“É paradoxal o comportamento iliberal de líderes políticos eleitos democraticamente que, uma vez no poder, tentam subverter e enfraquecer as instituições democráticas.
O que diferencia e qualifica regimes democráticos são as respostas que sociedades e instituições ofertam a tentativas de líderes populistas de usurpá-los.
No Brasil, vários presidentes eleitos apresentaram comportamentos iliberais.
Entretanto, diferentemente de outros populistas do passado recente, o governo Bolsonaro já teve início sob um intenso escrutínio. Essa atitude vigilante da sociedade e das organizações de controle é consequência direta da retórica belicosa e desrespeitosa desde quando Bolsonaro ainda era candidato à Presidência. Portanto, o espaço do governo de agir de forma iliberal já é menor que o de outros populistas, assim como os riscos de que suas ações enfraqueçam a democracia.
A despeito das inúmeras demonstrações de resiliência a retóricas e ações iliberais de populistas de esquerda e de direita, alguns analistas insistem que os riscos à democracia seriam reais e maiores com Bolsonaro. Citam exemplos de Venezuela, Polônia, Hungria ou Turquia, onde o enfraquecimento da democracia foi possível inclusive com apoio popular. Esse risco seria potencializado em contextos de extrema polarização, em que eleitores estariam dispostos a abrir mão de um sistema democrático para ter um país que se aproximasse de suas preferências extremas.

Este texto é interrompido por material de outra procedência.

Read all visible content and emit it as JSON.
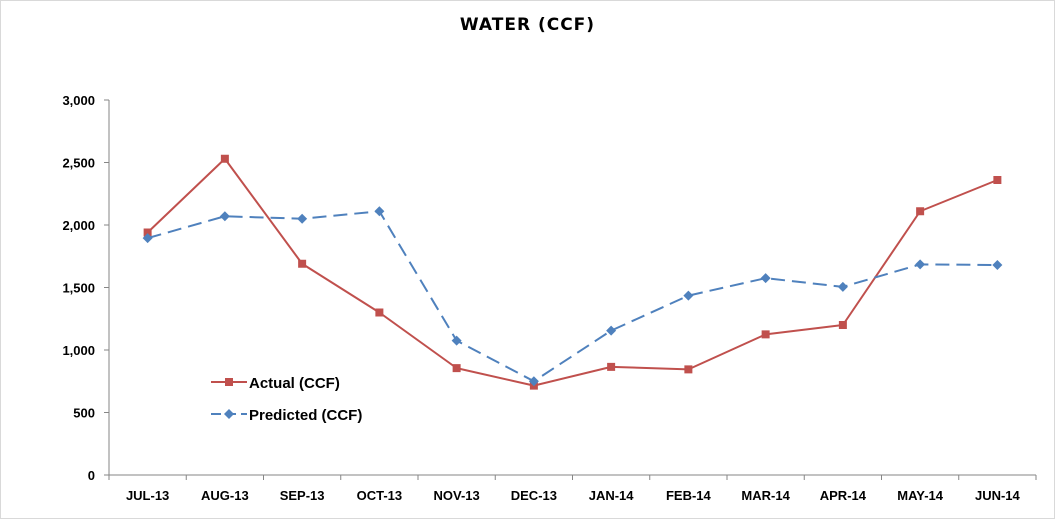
{
  "chart_data": {
    "type": "line",
    "title": "WATER (CCF)",
    "xlabel": "",
    "ylabel": "",
    "categories": [
      "JUL-13",
      "AUG-13",
      "SEP-13",
      "OCT-13",
      "NOV-13",
      "DEC-13",
      "JAN-14",
      "FEB-14",
      "MAR-14",
      "APR-14",
      "MAY-14",
      "JUN-14"
    ],
    "ylim": [
      0,
      3000
    ],
    "yticks": [
      0,
      500,
      1000,
      1500,
      2000,
      2500,
      3000
    ],
    "ytick_labels": [
      "0",
      "500",
      "1,000",
      "1,500",
      "2,000",
      "2,500",
      "3,000"
    ],
    "grid": false,
    "legend_position": "bottom-left",
    "series": [
      {
        "name": "Actual (CCF)",
        "color": "#c0504d",
        "marker": "square",
        "dash": "solid",
        "values": [
          1940,
          2530,
          1690,
          1300,
          855,
          715,
          865,
          845,
          1125,
          1200,
          2110,
          2360
        ]
      },
      {
        "name": "Predicted (CCF)",
        "color": "#4f81bd",
        "marker": "diamond",
        "dash": "dashed",
        "values": [
          1895,
          2070,
          2050,
          2110,
          1075,
          750,
          1155,
          1435,
          1575,
          1505,
          1685,
          1680
        ]
      }
    ]
  }
}
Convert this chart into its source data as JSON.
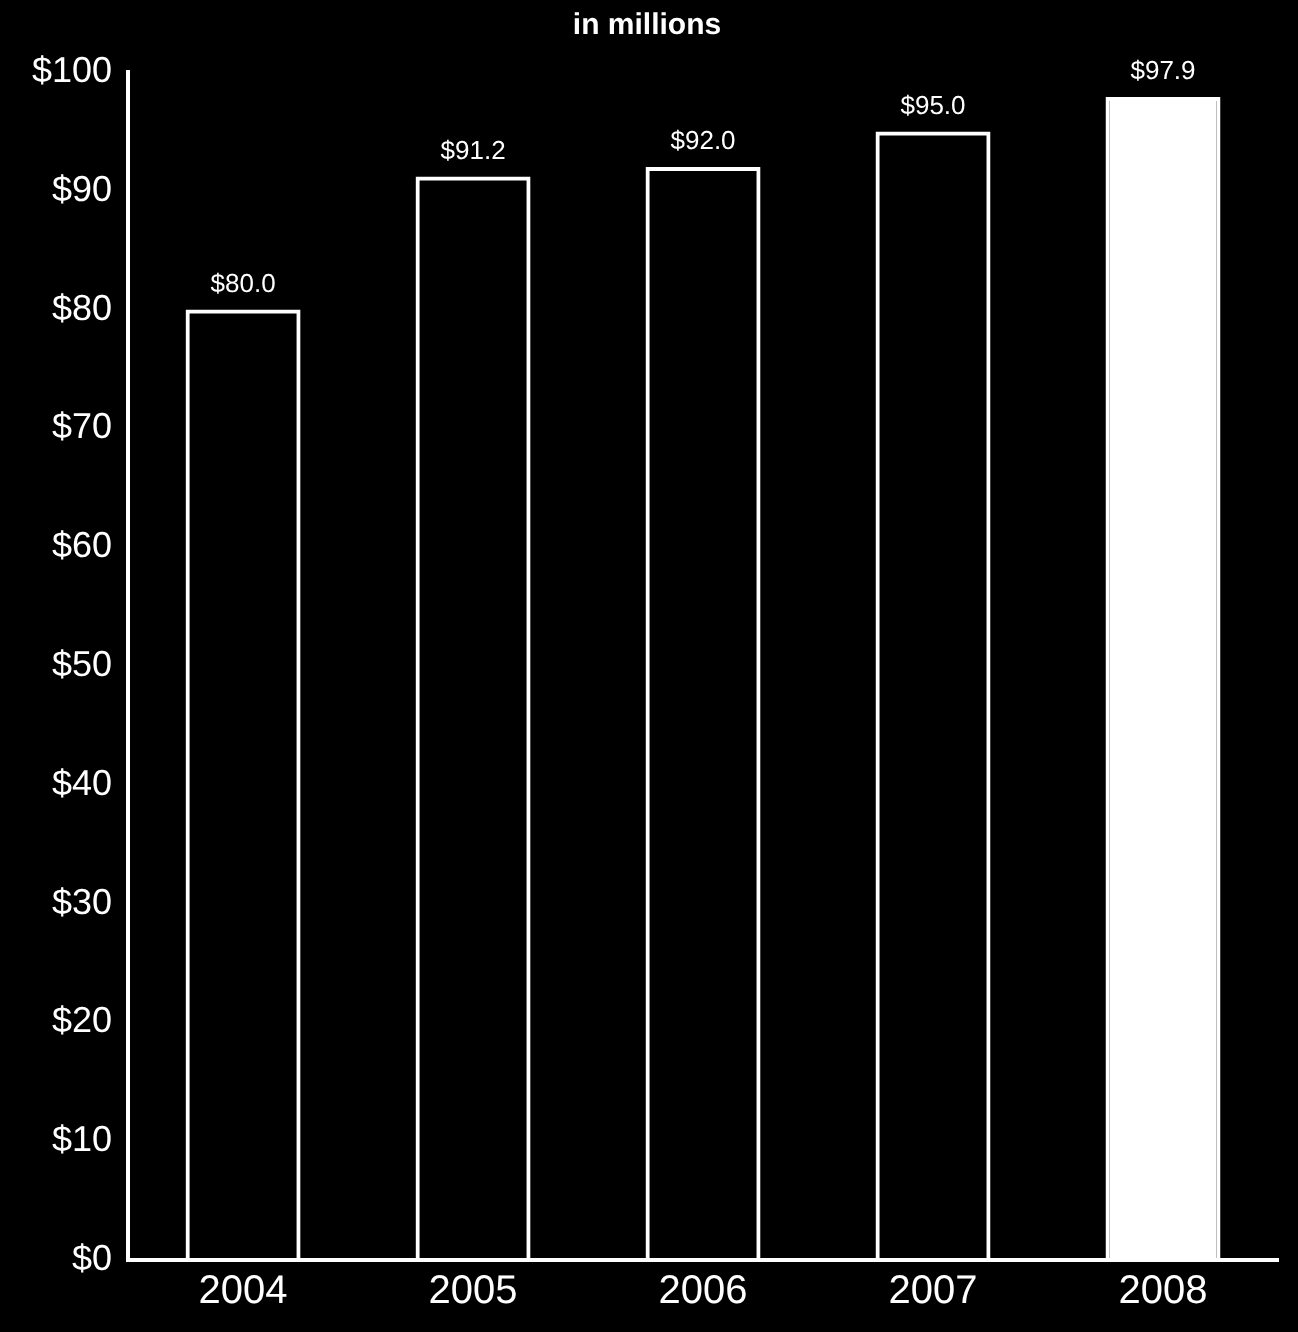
{
  "chart_data": {
    "type": "bar",
    "title": "in millions",
    "categories": [
      "2004",
      "2005",
      "2006",
      "2007",
      "2008"
    ],
    "stacked": true,
    "series": [
      {
        "color": "#ffffff",
        "values": [
          80.0,
          91.2,
          92.0,
          95.0,
          null
        ],
        "value_labels": [
          "$80.0",
          "$91.2",
          "$92.0",
          "$95.0",
          null
        ]
      },
      {
        "color": "#ffffff",
        "values": [
          null,
          null,
          null,
          null,
          97.9
        ],
        "value_labels": [
          null,
          null,
          null,
          null,
          "$97.9"
        ]
      }
    ],
    "ylim": [
      0,
      100
    ],
    "yticks": [
      {
        "value": 0,
        "label": "$0"
      },
      {
        "value": 10,
        "label": "$10"
      },
      {
        "value": 20,
        "label": "$20"
      },
      {
        "value": 30,
        "label": "$30"
      },
      {
        "value": 40,
        "label": "$40"
      },
      {
        "value": 50,
        "label": "$50"
      },
      {
        "value": 60,
        "label": "$60"
      },
      {
        "value": 70,
        "label": "$70"
      },
      {
        "value": 80,
        "label": "$80"
      },
      {
        "value": 90,
        "label": "$90"
      },
      {
        "value": 100,
        "label": "$100"
      }
    ],
    "grid": false,
    "legend": false
  }
}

Entretanto, consentimento popular a saídas autoritárias só é dado em um contexto de terra arrasada do ponto de vista institucional, o que nem de longe é o caso do Brasil. Ao contrário de se esgarçarem, os freios e contrapesos do sistema político brasileiro só se fortaleceram desde a redemocratização, ainda que de forma não linear. Mesmo que parte da sociedade brasileira se seduza com iniciativas iliberais, encontrará organizações de controle já imunizadas contra diferentes cepas de populismos.”
*Carlos Pereira, cientista político, “Há vacina contra iliberalismos?”, O Estado de S. Paulo, 27/1/2020.